L’infezione virale contratta sul luogo di lavoro costituisce evento patologico coperto dall’INAIL e la prova del nesso eziologico può essere fornita in giudizio anche mediante presunzioni semplici
Con l’ordinanza 10 ottobre 2022, n. 29435, la Suprema Corte, in riforma della sentenza della Corte d’Appello di Palermo, ha fornito una lettura diversa circa il tema dell’assetto probatorio nella fattispecie oggetto di contenzioso.
I fatti di causa
Il caso sottoposto alla Suprema Corte trae origine dal ricorso proposto dinanzi al Tribunale di Agrigento in primo grado e dinanzi alla Corte d’Appello di Palermo in secondo grado da un infermiere professionale impiegato presso una RSA, al fine di vedersi riconoscere la copertura INAIL e quindi l’indennizzo in rendita o in capitale ai sensi del d.p.r. 1124/1965 in ragione dell’asserita contrazione dell’epatite C in occasione di servizio, assumendo che ciò fosse dipeso dalla plausibile e prolungata esposizione ai relativi fattori patogeni.
La Corte territoriale, confermando la statuizione del giudice di primo grado, aveva inizialmente respinto la richiesta del lavoratore in quanto, prendendo le mosse dalla possibile origine plurifattoriale della malattia, riteneva che la prova della causa di lavoro e della speciale nocività dell’ambiente di lavoro gravante sul lavoratore non fosse stata raggiunta, aggiungendo che la valutazione da compiere non riguardava “il nesso causale dipendente dagli effetti patologici dell’infortunio professionale che si sia sicuramente verificato, vertendo la questione sulla certa individuazione del fatto all’origine della malattia”.
Aggiungeva la Corte di merito che il ricorrente stesso non aveva memoria di eventi specifici avvenuti durante il lavoro, quali punture accidentali, non bastando, ai fini del riconoscimento delle tutele invocate, l’avere ordinariamente medicato e trattato pazienti epatopatici, in quanto, la valenza dimostrativa di ciò, oltre a non poter ricorrere a favore della parte che aveva reso tali dichiarazioni, era in più neutralizzata dall’accertamento svolto in altra causa in ordine ad una pregressa infezione da virus epatite B, circostanza quest’ultima che avrebbe imposto «la prova rigorosa dell’evento infettante in occasione di lavoro».

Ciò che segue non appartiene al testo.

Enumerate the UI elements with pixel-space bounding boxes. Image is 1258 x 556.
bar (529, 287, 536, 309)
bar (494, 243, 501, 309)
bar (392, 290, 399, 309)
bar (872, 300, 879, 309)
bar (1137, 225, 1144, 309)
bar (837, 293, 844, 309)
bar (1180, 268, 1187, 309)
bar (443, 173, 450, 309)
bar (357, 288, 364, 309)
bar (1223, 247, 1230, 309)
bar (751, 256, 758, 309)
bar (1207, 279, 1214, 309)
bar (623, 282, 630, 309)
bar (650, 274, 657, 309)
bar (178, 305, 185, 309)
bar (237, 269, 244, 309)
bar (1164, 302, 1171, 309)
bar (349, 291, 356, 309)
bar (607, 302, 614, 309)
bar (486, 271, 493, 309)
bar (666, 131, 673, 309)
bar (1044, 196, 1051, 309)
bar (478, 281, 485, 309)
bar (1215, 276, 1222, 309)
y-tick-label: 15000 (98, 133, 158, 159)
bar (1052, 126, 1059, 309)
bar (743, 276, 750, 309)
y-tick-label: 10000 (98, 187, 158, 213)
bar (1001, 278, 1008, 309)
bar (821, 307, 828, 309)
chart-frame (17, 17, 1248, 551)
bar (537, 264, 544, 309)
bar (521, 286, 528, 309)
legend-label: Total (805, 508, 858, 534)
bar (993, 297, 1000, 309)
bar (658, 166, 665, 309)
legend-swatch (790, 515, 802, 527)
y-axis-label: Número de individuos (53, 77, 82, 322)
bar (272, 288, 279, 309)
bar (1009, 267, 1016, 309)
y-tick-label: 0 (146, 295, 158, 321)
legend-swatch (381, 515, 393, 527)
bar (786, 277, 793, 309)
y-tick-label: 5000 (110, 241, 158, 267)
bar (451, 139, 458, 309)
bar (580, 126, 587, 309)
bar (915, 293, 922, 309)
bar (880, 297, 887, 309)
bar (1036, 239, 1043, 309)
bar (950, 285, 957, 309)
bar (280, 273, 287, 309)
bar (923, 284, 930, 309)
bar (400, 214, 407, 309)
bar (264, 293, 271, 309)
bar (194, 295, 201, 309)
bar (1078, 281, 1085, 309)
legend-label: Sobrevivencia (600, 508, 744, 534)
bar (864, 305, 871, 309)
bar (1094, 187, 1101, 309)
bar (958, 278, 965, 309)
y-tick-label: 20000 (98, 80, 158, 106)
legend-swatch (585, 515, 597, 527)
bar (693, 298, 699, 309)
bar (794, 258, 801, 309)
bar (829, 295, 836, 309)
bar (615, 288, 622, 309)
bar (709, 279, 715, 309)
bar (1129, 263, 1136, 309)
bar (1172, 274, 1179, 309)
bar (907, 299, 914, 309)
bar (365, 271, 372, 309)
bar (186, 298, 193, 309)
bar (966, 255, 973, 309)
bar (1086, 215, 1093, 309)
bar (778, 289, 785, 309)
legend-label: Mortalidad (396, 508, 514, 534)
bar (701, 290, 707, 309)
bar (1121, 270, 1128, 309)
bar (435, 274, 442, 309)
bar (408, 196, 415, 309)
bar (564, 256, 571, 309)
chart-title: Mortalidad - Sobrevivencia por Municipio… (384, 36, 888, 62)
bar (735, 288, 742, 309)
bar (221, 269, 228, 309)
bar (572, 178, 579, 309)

La Corte aggiungeva infine che non poteva essere utile alla prova richiesta il ”verbale di visita della Commissione medica ospedaliera“ formato in sede di procedimento per l’indennizzo ai sensi della L. 210/1992 in quanto quest’ultimo “esprime un giudizio (di derivazione professionale della malattia e di esposizione a rischio) senza tuttavia rendere noti gli elementi fattuali su cui è basato”.
I principi richiamati dalla Corte di Cassazione
Con l’ordinanza in commento, la Cassazione, in riforma della sentenza della Corte d’Appello di Palermo, richiama un indirizzo risalente e mai contraddetto secondo cui «nell’assicurazione obbligatoria contro gli infortuni sul lavoro, costituisce causa violenta anche l’azione di fattori microbici o virali che, penetrando nell’organismo umano, ne determinino l’alterazione dell’equilibrio anatomo – fisiologico, sempreché tale azione, pur se i suoi effetti si manifestino dopo un certo tempo, sia in rapporto con lo svolgimento dell’attività lavorativa, anche in difetto di una specifica causa violenta alla base dell’infezione» con l’aggiunta che «la relativa dimostrazione può essere fornita in giudizio anche mediante presunzioni semplici» (C. Cass., sez. lav. n. 7306/2000, C. Cass., sez. lav. n. 20941/2004; C. Cass., sez. lav. n. 6899/2004).
Nel caso di specie dunque, la Corte d’Appello, con una motivazione non sempre coerente e lineare, in cui veniva richiamata la necessità di una «certa individuazione del fatto origine della malattia», si sarebbe disallineata dall’orientamento sopra richiamato, collocando il punto di caduta ultimo del proprio ragionamento nella conclusione per cui si sarebbe infine dovuta dare, anche alla luce della pregressa Epatite B occorsa al lavoratore, «la prova rigorosa dell’evento infettante in occasione di lavoro».